Growing as a Leader
“If we had a keen vision and feeling of all ordinary human life, it would be like hearing the grass grow and the squirrel’s heart beat, and we should die for the roar which lies on the other side of silence.” George Eliot
Ken Wilber states that the average person between ages 25 and 55 only grows .5 stages. This is to say that people largely show very little real growth that would get them to the next stage or level of growth, maturity, or performance. He goes on to suggest that those who spend about an hour per day for four years in disciplined silence seem to achieve about a 2 stage jump in their development. Wow! What would it look like for that kind of performance improvement to emerge within the key areas of our public and private lives?

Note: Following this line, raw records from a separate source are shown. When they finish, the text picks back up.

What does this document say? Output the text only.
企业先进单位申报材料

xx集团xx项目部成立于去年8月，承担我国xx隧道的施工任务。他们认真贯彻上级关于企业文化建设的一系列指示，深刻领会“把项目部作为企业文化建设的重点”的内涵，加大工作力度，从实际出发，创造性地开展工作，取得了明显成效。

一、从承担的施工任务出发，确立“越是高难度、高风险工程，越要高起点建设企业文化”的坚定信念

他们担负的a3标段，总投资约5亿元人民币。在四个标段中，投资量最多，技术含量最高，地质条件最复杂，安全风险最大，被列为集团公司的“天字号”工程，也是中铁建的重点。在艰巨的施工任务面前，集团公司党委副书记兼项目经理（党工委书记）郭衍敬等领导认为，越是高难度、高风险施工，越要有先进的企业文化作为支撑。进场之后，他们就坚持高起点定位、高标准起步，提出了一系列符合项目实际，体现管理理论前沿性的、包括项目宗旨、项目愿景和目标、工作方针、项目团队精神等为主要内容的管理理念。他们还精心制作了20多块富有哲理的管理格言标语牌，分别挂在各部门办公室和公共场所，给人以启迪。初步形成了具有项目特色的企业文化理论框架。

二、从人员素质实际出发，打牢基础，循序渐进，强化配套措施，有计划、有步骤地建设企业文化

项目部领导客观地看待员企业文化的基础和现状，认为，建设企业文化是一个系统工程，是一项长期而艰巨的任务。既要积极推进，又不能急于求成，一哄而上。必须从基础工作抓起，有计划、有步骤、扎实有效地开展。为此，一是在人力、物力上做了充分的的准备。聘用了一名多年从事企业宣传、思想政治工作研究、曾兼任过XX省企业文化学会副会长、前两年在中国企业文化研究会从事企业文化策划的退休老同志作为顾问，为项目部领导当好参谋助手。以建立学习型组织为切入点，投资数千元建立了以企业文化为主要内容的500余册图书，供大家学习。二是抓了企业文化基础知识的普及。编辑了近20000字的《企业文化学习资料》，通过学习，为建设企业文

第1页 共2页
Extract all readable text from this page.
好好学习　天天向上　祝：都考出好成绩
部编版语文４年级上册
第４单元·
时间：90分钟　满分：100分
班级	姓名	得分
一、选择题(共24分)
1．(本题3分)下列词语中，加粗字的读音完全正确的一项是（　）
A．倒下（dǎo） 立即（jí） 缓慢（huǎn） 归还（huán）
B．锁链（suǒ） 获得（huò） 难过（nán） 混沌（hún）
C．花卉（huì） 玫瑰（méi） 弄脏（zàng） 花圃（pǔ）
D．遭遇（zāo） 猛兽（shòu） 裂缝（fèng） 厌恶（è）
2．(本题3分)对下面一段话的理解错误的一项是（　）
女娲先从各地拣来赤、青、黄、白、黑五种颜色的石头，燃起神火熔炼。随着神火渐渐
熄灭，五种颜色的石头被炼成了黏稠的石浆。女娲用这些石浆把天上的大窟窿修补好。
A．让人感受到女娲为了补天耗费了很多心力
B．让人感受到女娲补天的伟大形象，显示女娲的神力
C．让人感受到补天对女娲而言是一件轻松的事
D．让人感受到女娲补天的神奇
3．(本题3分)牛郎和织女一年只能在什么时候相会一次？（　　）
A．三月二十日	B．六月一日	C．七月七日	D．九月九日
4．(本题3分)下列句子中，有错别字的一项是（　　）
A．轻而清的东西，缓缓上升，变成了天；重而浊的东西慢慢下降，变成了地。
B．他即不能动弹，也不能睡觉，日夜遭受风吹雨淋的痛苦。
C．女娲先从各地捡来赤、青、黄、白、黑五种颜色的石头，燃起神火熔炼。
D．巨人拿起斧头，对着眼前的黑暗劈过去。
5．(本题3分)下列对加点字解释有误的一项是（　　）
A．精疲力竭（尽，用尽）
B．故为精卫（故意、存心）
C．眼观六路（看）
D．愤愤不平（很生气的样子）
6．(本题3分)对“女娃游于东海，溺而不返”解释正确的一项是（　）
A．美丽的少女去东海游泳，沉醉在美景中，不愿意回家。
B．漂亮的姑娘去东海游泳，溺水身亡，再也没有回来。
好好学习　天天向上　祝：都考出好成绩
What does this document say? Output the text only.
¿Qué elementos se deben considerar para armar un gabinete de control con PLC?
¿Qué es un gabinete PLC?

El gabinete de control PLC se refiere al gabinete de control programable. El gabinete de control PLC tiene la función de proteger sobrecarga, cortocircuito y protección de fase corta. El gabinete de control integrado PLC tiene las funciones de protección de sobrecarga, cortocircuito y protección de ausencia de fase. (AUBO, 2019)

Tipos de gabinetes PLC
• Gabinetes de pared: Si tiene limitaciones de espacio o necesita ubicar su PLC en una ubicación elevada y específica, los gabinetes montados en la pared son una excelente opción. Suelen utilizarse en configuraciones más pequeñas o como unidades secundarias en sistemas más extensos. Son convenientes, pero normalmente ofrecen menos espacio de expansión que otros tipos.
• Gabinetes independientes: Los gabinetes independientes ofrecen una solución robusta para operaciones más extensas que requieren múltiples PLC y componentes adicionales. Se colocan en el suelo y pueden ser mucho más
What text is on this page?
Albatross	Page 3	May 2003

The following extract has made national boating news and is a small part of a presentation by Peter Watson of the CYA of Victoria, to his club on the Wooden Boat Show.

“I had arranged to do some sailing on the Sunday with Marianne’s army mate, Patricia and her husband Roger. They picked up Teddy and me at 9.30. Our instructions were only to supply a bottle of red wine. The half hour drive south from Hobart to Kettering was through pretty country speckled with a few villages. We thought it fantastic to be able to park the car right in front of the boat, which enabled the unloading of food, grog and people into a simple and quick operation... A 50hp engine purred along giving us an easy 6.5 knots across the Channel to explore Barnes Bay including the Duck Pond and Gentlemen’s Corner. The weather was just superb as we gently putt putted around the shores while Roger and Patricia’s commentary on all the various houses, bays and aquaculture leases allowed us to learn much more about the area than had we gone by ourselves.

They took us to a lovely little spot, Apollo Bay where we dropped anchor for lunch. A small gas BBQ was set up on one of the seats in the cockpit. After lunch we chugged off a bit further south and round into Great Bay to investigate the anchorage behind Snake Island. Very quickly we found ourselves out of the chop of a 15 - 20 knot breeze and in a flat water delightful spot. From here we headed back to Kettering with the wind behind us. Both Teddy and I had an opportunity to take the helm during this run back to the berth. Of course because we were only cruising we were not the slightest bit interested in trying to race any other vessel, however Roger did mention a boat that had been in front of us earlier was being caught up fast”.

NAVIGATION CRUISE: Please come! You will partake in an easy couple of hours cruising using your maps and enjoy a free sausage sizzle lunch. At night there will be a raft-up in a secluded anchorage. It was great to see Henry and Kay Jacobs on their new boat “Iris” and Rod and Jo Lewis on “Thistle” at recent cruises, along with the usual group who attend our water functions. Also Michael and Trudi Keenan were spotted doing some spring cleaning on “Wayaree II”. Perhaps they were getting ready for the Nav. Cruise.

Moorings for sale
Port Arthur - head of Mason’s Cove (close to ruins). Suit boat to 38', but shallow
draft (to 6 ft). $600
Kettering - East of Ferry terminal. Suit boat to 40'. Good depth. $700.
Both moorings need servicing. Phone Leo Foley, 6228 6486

The notion and practice of silence, solitude, prayer, or meditation seems ridiculous against the pressures, demands and common pace of life. For most, I think the idea of entering into these alien practices feels like giving up something that is impossible to relinquish. What is too often missed is that this experience of stilling and resting in our gravitational center is about a presence gained with ourselves, others and the larger world, more than it is a matter of absence. We don’t necessarily need to go somewhere, close off, shut down, as much as learn to attend, hold, experience life as subject versus the sterile norm of making it a thing. This quieting helps us see, hear, be and do with increased purity and potency. When that happens, we hear the roar which lies on the other side of silence.